One specific recommendation was to consider certification for AVMs. Another was to use the same USPAP framework for the oversight of AVMs as is used for the oversight of appraisals. It’s all laid out in the AVM Task Force Report.

Taking It All In

Our assessment three years ago was eerily accurate for the subsequent two years. Even the unexpected pandemic generally moved things in the direction that we were pointing to: increased use of AVMs through hybrids.

What we failed to anticipate back then was a complete change in direction with the new administration, and maybe that’s to be expected. It’s hard to see around the corner to a new administration, with new personnel, priorities and policy objectives.

The Task Force Report provides some very practical direction for regulations.
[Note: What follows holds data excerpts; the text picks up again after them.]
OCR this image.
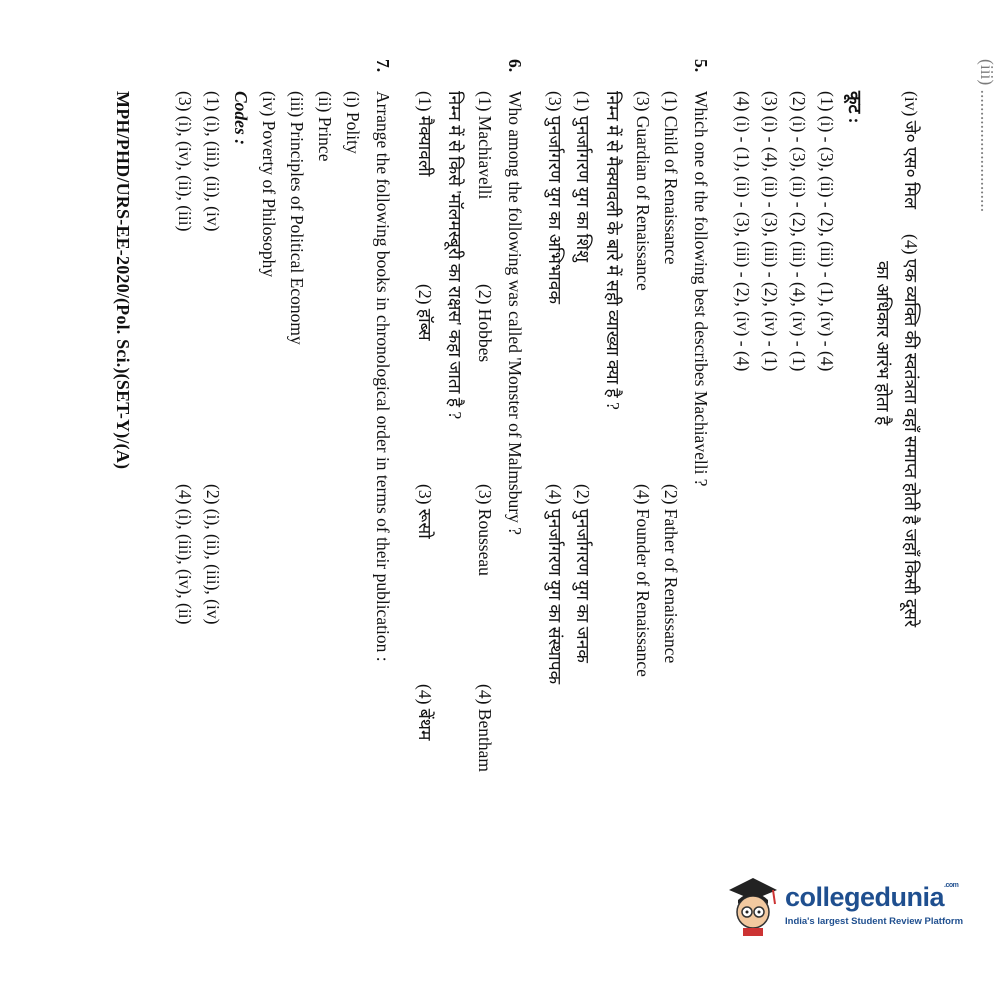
(iii) ............................
(iv) जे० एस० मिल
(4) एक व्यक्ति की स्वतंत्रता वहाँ समाप्त होती है जहाँ किसी दूसरे
का अधिकार आरंभ होता है
कूट :
(1) (i) - (3), (ii) - (2), (iii) - (1), (iv) - (4)
(2) (i) - (3), (ii) - (2), (iii) - (4), (iv) - (1)
(3) (i) - (4), (ii) - (3), (iii) - (2), (iv) - (1)
(4) (i) - (1), (ii) - (3), (iii) - (2), (iv) - (4)
5.
Which one of the following best describes Machiavelli ?
(1) Child of Renaissance
(2) Father of Renaissance
(3) Guardian of Renaissance
(4) Founder of Renaissance
निम्न में से मैक्यावली के बारे में सही व्याख्या क्या है ?
(1) पुनर्जागरण युग का शिशु
(2) पुनर्जागरण युग का जनक
(3) पुनर्जागरण युग का अभिभावक
(4) पुनर्जागरण युग का संस्थापक
6.
Who among the following was called 'Monster of Malmsbury ?
(1) Machiavelli
(2) Hobbes
(3) Rousseau
(4) Bentham
निम्न में से किसे 'मॉलमस्बूरी का राक्षस' कहा जाता है ?
(1) मैक्यावली
(2) हॉब्स
(3) रूसो
(4) बेंथम
7.
Arrange the following books in chronological order in terms of their publication :
(i) Polity
(ii) Prince
(iii) Principles of Political Economy
(iv) Poverty of Philosophy
Codes :
(1) (i), (iii), (ii), (iv)
(2) (i), (ii), (iii), (iv)
(3) (i), (iv), (ii), (iii)
(4) (i), (iii), (iv), (ii)
MPH/PHD/URS-EE-2020/(Pol. Sci.)(SET-Y)/(A)
collegedunia$^{.com}$
India's largest Student Review Platform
But the recent emphasis on fair lending, which emerged after the Task Force began meeting and forming its recommendations, could influence the direction of things. The end result is a combination of more clarity and, at the same time, new uncertainty.

Property Inspection Waivers Took Off After the Pandemic Set In

Appraisals are the gold standard when it comes to valuing residential real estate, but they aren’t always necessary. They’re expensive and time-consuming, and in the era of COVID-19, they’re inconvenient. What’s the alternative?

Well, Fannie and Freddie implemented a “Property Inspection Waiver” (PIW) alternative more than a decade ago. However, it’s been slow to catch on.

But now, maybe the tipping point has arrived during the pandemic. Recently published data by Fannie and Freddie show approximately 33% of properties were valued without a traditional appraisal! (Most, if not all, would have used an AVM as part of the appraisal waiver process.) Ed Pinto at AEI’s Housing Center calls it a hockey stick.

https://www.aei.org/research-products/report/prevalence-of-appraisal-waivers-at-the-gses-including-cltv-statistics/

So, what changed? Here are some thoughts and hypotheses:

  1. Guidelines changed a little. We can see in the data that Freddie did almost zero PIWs on cash out loans, but in May that changed, and at lease for LTVS below 70%, they did almost 15,000 cash out loans with no appraisal.
  2. AVMs changed. Back when PIWs were introduced, AVMs operated in a +/- 10% paradigm. They were more concerned with hit rates than anything else, and they worked best on track homes. But, today they are operating in a +/- 4% world, hit rates are great, and cascades allow lenders to pick the AVM that’s most accurate for the application.
  3. Borrowers changed. These days, borrowers have grown up with online tools that give them answers. They are more likely to read about their symptoms on WebMD before going to the doctor, and they are more likely to look their home up on Zillow before calling their realtor. In the past, if home was purchased with a low LTV, who was it that required an appraisal? Typically, it was borrowers that wanted the appraisal – more as a safety blanket than anything else. They wanted reassurance that they were not getting ripped off. Today, for some people, Zillow can provide that reassurance without the $500 expense.
  4. Lenders changed. You would think that they are nimble and adaptable to new opportunities. But where the rubber meets the road, it’s still people talking to customers, and underwriters signing off on loans. If loan officers aren’t aware of the guidelines, they’ll just order an appraisal. Often ordering an appraisal, because it can take so long, is just about one of the first things done in the process, regardless of whether it’s necessary. After all, it’s usually necessary, and it takes SO long (relatively speaking, of course). I have known lenders who required their loan officers to collect money for an appraisal to demonstrate customer commitment. But, lenders are starting to incorporate PIWs into their processes and take advantage of those opportunities to present a loan option with $500 less in costs.

Accurate AVMs are a necessary but not sufficient criteria for PIWs, and now that AVMs are much more accurate, PIWs are much more practical, and we’re seeing much higher adoption.

So now what should we expect going forward? The trend will likely continue. There’s a lot of room left in some of those categories for PIWs to grab a larger share.

If agencies are doing it, everyone else will. If there are lenders not using PIWs to the extent possible, they are going to be at a disadvantage.